Comerica Bank has recorded a reversal of a slide in Michigan’s economic activity that started in June.
In its latest report, which covers October 2018, some seven out of nine sub-indexes for the bank’s Michigan Economic Activity Index were positive, with only total state trade and sales tax being negative.
While Comerica’s chief economist, Robert Dye, pointed to the signing of the U.S.-Mexico-Canada trade agreement as being a signal of less uncertainty for Michigan businesses, the deal must still be ratified by legislatures in all three countries.
Other trade factors considered, Comerica’s Dye is saying that exporting businesses may soon feel softer demand from their international buyers.
Outside North America, in Europe and China, there are signs of cooler growth heading into 2019.

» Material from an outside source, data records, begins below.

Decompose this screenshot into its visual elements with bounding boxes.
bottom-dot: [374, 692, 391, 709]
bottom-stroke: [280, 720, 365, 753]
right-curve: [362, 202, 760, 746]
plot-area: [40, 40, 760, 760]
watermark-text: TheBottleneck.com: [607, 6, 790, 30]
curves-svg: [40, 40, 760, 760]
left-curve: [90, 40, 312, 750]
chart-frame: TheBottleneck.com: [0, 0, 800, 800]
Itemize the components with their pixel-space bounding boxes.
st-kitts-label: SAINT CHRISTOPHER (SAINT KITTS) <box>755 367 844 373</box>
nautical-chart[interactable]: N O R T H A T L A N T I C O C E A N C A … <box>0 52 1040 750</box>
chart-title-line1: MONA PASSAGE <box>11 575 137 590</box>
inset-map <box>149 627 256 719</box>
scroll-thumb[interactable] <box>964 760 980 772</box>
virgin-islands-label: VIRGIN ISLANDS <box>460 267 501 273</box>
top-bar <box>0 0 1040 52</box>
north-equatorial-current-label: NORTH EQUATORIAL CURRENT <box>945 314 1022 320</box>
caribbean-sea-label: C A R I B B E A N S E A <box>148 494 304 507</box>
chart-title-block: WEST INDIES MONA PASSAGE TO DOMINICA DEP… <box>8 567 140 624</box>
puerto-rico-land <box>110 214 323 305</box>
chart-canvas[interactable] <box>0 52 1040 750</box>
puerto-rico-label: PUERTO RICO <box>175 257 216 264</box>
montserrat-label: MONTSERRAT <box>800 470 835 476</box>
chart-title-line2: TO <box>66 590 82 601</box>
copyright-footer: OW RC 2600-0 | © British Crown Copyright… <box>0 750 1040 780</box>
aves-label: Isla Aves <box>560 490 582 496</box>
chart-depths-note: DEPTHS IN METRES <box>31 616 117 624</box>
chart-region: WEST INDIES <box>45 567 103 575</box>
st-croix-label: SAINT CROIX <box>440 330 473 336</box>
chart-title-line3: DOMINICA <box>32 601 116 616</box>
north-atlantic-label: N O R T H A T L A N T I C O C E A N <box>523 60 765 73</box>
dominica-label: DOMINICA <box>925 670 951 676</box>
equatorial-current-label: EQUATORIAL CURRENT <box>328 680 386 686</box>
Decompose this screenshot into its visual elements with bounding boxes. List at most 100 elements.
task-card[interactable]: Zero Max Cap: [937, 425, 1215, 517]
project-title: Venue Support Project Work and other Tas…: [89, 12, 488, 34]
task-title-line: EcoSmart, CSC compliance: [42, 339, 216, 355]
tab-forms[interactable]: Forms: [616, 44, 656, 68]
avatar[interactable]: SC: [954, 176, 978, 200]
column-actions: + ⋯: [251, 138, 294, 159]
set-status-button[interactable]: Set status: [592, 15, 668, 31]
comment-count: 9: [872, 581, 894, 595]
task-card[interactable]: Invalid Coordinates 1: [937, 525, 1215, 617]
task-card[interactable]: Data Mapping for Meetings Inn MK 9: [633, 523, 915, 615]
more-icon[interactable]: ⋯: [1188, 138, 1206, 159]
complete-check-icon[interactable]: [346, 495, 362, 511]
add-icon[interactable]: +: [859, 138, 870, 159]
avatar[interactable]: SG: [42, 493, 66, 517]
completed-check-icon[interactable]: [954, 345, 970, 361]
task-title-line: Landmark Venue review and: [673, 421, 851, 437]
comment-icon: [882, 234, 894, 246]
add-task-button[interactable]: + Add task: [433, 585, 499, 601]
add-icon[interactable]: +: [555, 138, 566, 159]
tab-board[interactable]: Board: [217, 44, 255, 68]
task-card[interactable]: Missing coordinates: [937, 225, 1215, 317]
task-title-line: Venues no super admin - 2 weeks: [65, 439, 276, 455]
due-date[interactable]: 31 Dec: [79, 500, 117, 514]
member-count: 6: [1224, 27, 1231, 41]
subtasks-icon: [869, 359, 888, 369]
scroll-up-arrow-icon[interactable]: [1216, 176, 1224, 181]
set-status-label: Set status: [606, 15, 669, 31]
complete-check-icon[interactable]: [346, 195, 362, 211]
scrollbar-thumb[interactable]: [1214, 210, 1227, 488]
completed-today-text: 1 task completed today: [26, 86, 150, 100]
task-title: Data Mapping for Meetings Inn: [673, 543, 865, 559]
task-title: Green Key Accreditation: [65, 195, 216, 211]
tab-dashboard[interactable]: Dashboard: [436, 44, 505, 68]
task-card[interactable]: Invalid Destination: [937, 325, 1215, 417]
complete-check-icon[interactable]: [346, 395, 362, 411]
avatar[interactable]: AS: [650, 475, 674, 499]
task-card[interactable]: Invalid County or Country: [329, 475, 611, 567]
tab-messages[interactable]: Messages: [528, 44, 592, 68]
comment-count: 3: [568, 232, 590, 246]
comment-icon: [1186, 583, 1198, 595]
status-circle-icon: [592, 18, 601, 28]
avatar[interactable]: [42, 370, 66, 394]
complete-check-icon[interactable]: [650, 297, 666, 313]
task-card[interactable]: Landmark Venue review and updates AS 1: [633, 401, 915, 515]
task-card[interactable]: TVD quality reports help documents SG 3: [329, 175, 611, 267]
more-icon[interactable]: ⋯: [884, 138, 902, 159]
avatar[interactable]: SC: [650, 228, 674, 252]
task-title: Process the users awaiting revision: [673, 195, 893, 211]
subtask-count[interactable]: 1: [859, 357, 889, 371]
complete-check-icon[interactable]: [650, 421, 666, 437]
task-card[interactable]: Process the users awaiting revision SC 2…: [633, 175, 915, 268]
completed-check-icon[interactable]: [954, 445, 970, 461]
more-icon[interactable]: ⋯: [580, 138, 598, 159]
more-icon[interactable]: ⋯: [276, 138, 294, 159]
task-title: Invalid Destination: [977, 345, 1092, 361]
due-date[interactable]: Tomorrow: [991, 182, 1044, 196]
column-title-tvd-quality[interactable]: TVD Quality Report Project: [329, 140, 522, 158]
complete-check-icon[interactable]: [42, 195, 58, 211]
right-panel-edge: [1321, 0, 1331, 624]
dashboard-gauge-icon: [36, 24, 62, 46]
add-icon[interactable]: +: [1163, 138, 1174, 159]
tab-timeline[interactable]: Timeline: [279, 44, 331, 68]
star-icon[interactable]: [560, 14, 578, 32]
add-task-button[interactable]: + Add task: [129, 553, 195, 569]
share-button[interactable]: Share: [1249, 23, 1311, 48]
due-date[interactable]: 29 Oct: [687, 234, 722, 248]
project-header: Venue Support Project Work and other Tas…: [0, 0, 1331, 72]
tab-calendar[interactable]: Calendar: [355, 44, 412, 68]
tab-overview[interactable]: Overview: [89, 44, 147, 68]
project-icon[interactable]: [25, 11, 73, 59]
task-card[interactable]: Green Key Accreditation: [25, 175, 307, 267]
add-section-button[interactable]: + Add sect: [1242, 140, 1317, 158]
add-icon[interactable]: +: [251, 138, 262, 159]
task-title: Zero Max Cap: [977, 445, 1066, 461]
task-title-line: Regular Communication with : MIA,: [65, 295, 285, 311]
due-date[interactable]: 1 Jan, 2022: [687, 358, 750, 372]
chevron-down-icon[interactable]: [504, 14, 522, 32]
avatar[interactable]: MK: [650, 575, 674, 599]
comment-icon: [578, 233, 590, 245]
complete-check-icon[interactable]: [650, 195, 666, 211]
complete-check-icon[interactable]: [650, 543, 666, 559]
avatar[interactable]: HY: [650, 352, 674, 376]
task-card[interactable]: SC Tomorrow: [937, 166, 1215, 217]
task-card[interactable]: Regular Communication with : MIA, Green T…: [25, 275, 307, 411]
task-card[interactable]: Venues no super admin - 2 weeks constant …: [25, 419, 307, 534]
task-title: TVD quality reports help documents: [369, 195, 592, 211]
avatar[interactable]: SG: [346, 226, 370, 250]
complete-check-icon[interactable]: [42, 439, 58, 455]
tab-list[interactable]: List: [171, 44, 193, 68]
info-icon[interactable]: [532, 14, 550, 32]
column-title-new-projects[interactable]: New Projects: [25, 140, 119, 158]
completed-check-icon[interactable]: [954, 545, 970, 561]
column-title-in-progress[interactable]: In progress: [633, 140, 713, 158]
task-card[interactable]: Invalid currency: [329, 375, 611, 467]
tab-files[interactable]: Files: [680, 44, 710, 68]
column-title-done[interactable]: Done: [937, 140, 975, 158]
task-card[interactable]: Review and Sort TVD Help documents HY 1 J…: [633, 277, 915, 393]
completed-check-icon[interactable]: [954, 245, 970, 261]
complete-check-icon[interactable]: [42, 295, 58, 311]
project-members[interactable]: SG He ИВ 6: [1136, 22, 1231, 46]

GM’s announcement of plant closures was followed by United Kingdom and India plant closure announcements from Tata Motors (parent company of Land Rover and Jaguar).
“This does not impact Michigan directly but it does show the unsettled nature of the global auto industry,” said Dye.
Dye also spoke to an American Banking Association audience, where he said a sustained expansion is likely.
“A strong consumer sector and moderate business investment, along with full employment and rising wage growth, should sustain the expansion,” he said.
The Comerica report said U.S. auto sales have held up well, averaging a 17.5 million unit annual rate from September through November.
Comerica’s Michigan Economic Activity Index consists of nine variables—non-farm payroll employment, continuing claims for unemployment insurance, housing starts, house price index, industrial electricity sales, auto assemblies, total trade, hotel occupancy, and sales tax revenue.
In related news but from a national perspective, the Washington, D.C.-based Center for Economic and Policy Research pointed to a jobs gain of 312,000 in December.
The biggest job gainer was health care, which added 50,200 jobs, well above an average of 28,800 over the last year.
There were some 32,000 manufacturing jobs added for the month and employment in that sector is now up by 284,000 over the last year, according to CEPR reports.
Retail also had an unusually good month, with the addition of 23,800 jobs, well above an average of 7,600 over the last year.
On the wage growth side, CEPR reported a modest pickup in the month, with year-over-year growth of 3.2 percent.